Ratios for Efficiency

Why is layering efficient and why can it solve the animosity client devs have towards Hypermedia APIs? Because there’s huge opportunity for “not repeating yourselves”. I reckon (call it Irakli’s Conjecture if you will) that, in most APIs:

  1. 30% of requirements are standard-enough to be covered by a media type
  2. 50% of requirements are standard-enough to be covered by an industry- and market- specific profiles
  3. Only 20% are really specific to your application.

Now imagine that there are standard SDKs (like: CURL for HTTP) to cover #1-3, then an API client only has to write 20% of the code they would normally write. And if we reach the state at which Profiles can be made fully machine-readable and automated (ALPS?) then you get yourself something fully automated like a GPS for cars, and the life is truly beautiful.
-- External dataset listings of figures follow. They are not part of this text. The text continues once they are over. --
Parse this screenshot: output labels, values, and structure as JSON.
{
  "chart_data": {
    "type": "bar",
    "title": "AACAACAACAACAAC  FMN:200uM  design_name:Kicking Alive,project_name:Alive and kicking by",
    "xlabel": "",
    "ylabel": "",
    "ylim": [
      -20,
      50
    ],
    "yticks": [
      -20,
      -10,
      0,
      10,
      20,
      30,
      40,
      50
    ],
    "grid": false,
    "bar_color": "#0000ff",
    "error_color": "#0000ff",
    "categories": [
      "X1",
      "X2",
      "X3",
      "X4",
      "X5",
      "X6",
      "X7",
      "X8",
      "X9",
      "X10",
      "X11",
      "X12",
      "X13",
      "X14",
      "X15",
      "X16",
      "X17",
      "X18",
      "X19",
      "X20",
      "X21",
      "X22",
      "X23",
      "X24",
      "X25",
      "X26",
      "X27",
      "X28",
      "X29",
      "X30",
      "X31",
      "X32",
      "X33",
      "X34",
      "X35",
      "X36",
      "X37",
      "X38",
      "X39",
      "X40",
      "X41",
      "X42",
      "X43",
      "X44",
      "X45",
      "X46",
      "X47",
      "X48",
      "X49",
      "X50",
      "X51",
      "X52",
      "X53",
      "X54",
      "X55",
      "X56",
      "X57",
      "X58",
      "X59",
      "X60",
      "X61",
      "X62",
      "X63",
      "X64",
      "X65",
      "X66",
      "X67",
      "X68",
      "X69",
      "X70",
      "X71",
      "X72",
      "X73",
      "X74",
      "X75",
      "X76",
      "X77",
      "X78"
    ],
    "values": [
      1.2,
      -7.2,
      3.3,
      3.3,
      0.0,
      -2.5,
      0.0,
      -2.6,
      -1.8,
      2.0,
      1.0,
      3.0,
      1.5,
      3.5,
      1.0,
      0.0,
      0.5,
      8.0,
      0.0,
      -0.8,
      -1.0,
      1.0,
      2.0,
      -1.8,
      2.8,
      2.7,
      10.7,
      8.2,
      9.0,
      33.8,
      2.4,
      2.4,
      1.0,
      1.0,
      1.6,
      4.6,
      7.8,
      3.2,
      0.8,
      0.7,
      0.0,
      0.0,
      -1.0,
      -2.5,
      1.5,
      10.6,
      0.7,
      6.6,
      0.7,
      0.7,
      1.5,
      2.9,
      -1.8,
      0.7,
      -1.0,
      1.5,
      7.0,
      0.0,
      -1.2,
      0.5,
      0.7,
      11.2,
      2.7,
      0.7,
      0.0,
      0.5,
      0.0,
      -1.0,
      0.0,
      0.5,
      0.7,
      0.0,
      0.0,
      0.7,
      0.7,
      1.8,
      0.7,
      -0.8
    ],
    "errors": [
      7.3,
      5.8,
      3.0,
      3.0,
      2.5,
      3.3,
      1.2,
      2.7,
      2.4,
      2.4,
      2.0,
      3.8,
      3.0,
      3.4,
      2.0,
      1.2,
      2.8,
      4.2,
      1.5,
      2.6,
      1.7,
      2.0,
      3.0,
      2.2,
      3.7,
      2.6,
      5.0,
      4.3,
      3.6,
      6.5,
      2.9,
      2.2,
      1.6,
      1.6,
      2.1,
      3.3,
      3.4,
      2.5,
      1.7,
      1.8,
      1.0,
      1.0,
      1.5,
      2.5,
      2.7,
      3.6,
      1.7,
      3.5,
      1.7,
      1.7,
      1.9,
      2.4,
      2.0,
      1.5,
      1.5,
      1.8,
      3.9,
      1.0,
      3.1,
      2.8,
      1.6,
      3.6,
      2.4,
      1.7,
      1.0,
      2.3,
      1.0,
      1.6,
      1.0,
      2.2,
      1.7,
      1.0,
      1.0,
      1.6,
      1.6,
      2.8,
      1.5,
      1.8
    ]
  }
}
Would client devs still “hate” Hypermedia when and if it can make their lives that much easier? No chance!

So, How Many Media Types Do We Need?

People won’t write standard SDKs for 100s of media types. To have good, solid solutions we need to constrain this space. Ideally, I think we really only need one media type. In reality, humans can never agree on one way of doing things (hey, we still drive on different sides of the road in diff countries!), so there will probably be handful. That is fine: it will create some competition. However, if there are more than 3-4 major media types, then we are doing things wrong and I think that could be the biggest threat to Hypermedia taking-off as a predominant API architectural style.

Don’t create media types unnecessarily! Profiles is what you need.